Optimalkan Pemanfaatan Lahan Sekolah
Kepala Suku Dinas Ketahanan Pangan, Kelautan, dan Pertanian (KPKP) Jakarta Timur, Taufik Yulianto, menyatakan bahwa program ini merupakan langkah untuk mendorong pemanfaatan lahan di lingkungan pendidikan sebagai ruang kegiatan produktif bagi peserta didik. Sekolah yang terpilih akan menjadi contoh pemanfaatan lahan sekolah untuk kegiatan pertanian, perikanan, dan pengolahan hasil.
Menurut Taufik, pihaknya telah melakukan inventarisasi terhadap sekolah-sekolah yang memiliki potensi untuk dikembangkan sebagai lokasi urban farming. Inventarisasi ini bertujuan untuk melihat potensi dan kebutuhan masing-masing sekolah sebelum ditetapkan sebagai lokasi percontohan.

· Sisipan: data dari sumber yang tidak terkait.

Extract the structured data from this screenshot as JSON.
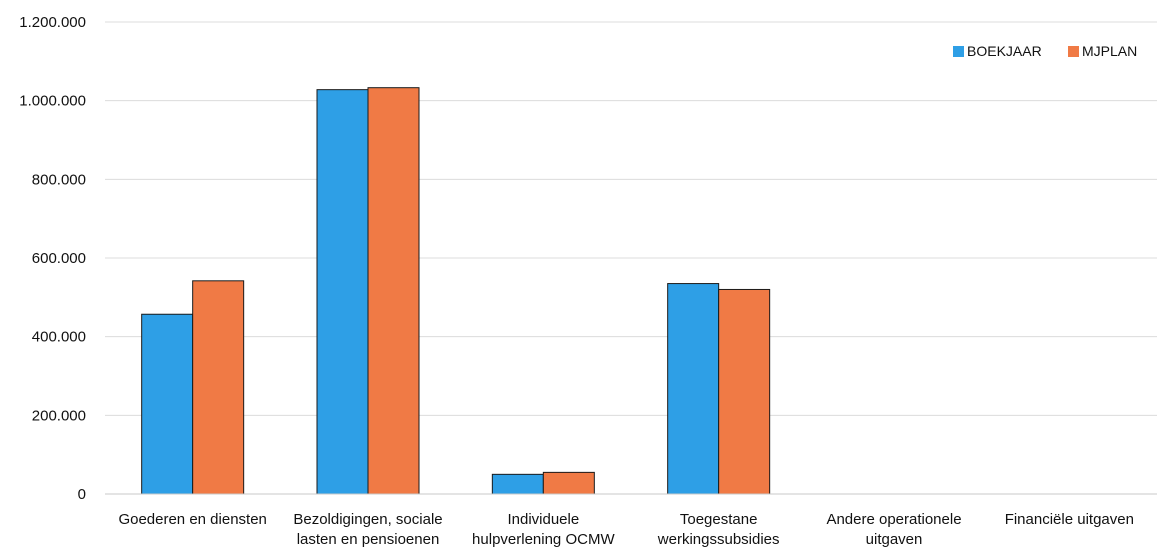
{
  "chart_data": {
    "type": "bar",
    "categories": [
      [
        "Goederen en diensten"
      ],
      [
        "Bezoldigingen, sociale",
        "lasten en pensioenen"
      ],
      [
        "Individuele",
        "hulpverlening OCMW"
      ],
      [
        "Toegestane",
        "werkingssubsidies"
      ],
      [
        "Andere operationele",
        "uitgaven"
      ],
      [
        "Financiële uitgaven"
      ]
    ],
    "series": [
      {
        "name": "BOEKJAAR",
        "color": "#2e9fe6",
        "values": [
          457000,
          1028000,
          50000,
          535000,
          0,
          0
        ]
      },
      {
        "name": "MJPLAN",
        "color": "#f07a45",
        "values": [
          542000,
          1033000,
          55000,
          520000,
          0,
          0
        ]
      }
    ],
    "yticks": [
      "0",
      "200.000",
      "400.000",
      "600.000",
      "800.000",
      "1.000.000",
      "1.200.000"
    ],
    "ylim": [
      0,
      1200000
    ],
    "grid": true,
    "legend_position": "top-right"
  }
}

Menyediakan Kontribusi Positif
Melalui kegiatan urban farming, peserta didik dapat belajar secara langsung memanfaatkan lahan, melakukan budidaya, mengenal proses produksi pangan, hingga memahami pengelolaan hasil. Program ini juga diharapkan dapat mendorong kepedulian siswa terhadap lingkungan sekitar mereka.
Selain itu, untuk memastikan program ini berjalan dengan baik, Sudin KPKP Jakarta Timur telah menghimpun masukan dari berbagai sekolah terkait teknologi budidaya, pemasaran hasil, dan penguatan kapasitas guru dan siswa. Hal ini menjadi dasar dalam menyiapkan pola pendampingan bagi sekolah agar program ini dapat terus berkembang sesuai dengan kebutuhan.
Dengan adanya langkah-langkah ini, diharapkan pengembangan urban farming di Jakarta Timur dapat menjadi kegiatan yang memberikan manfaat yang baik bagi pendidikan dan lingkungan sekitar. Antusiasme yang tinggi dari sekolah menjadi modal awal yang positif untuk menjalankan program ini dengan sukses.